Korkunç bir hâl alan yüz ifademin farkına varmış olacak ki “Merak etme ben halledeceğim.” dedi. Nasıl halledeceksin? Sen kimsin! Allahım beynim zonkluyor. Görüş açım bulanık, beynim bulanık. Kaşlarımın çatıldığını hissediyorum evet hissediyorum. Birden oturduğum sandalyeden doğruldum. Sandalye hızımla şoka uğrayıp geriye doğru kaydı ve pat!

"Sakin ol, bana güven, halledeceğim." seni tanımıyorum neyine güveneyim? Demedim. Neden tanımıyorum? Ne zamandır buradayım? Burası neresi? Bak onu biliyorum. Deli hastanesi. O zaman burdakiler deli. Ben de bunları nasıl iyileştireceğimi bilmediğime göre.. Hayır hayır ben deli değilim. Olamam.

"Melek, güven bana lütfen." güvenmiyorum. Sandalyemi kaldırıp tekrar yerime oturdum. "Nasıl?" doğru, nasıl halledeceksin? "Bir şekilde halledeceğim." hangi şekilde? "Evet hangi şekilde?" yüzüme öylece bakakaldı. Gözleriyle bir şey arar gibi onları sağa sola çevirdikten sonra "Önceden yaptığım gibi." diyebildi.

Önceden ne yapmıştı ki? Soru soran gözlerimi ona kaldırdığımda ayaklandı. "Sonra görüşürüz" diyerek göz kırptı. Ne ayaksın sen olum? Ve gidiyor. Evet gidiyor. Şimdi ne yapacağım? Bütün gün acı mı çekeceğim? Neden acı çekeceğim ki? Ahhh bir şey hatırlasaydım ne olurdu?

Madem deliyim tepsimi de siz kaldırın. Ohh dünya varmış. Sağ elimi masaya bastırdım ve yine doğruldum. Beni kim tutar? Kaşlarımın aynı çatıklığıyla yemekhaneden çıktığımda daha önce hiç görmediğim - Gerçi kimi daha önce görüp görmediğime nasıl karar vereceğim?- ama hayır bunları hiç görmedim.

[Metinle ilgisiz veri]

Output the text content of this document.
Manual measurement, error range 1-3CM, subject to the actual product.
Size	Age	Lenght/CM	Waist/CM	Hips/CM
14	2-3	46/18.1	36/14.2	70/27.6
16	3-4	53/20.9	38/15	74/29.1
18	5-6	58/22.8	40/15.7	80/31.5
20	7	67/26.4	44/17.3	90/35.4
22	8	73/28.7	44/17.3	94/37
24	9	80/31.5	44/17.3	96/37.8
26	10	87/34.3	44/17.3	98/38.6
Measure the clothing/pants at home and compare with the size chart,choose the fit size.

Bu gözlüklü ve jilet gibi giyinmiş herifler de kim? Ve ellerindeki kutuda ne var? Sana ne? Git zıbar. Aynen. Yine yatakhane yolları göründü.

Tam merdivenlere yönelmiştim ki yine o ses yükseldi. Herkesin duyduğu o ses. Hoparlörden gelen o ses. "Herkes büyük salona toplansın." büyük salon mu? Uyuyacaktım. Oof. Bu deliler orayı nasıl bulsun? Burada bir saçmalık sezdim. Herkes gidiyor sanırım. Hadi nursuz Melek biz de gidelim.

Bu sefer aşağıya inen merdivenlere yöneldim, diğerlerini yönlendiren ve diğerleriyle birlikte. Tüm deliler toplandık, toplandık. Biz onlardan hoşlanmadık, hoşlanmadık. Bir sürü kırmızı koltuk ve küçük bir kürsüden oluşan büyük salona ittirile ittirile girdikten sonra bazılarına rağmen özenle seçtiğim koltuğa oturdum. Sağımı solumu da boş bıraktım. İnşallah kimse gelmez. Ben bunlarla anlaşamıyorum. Çünkü deli değilim. Değilimm.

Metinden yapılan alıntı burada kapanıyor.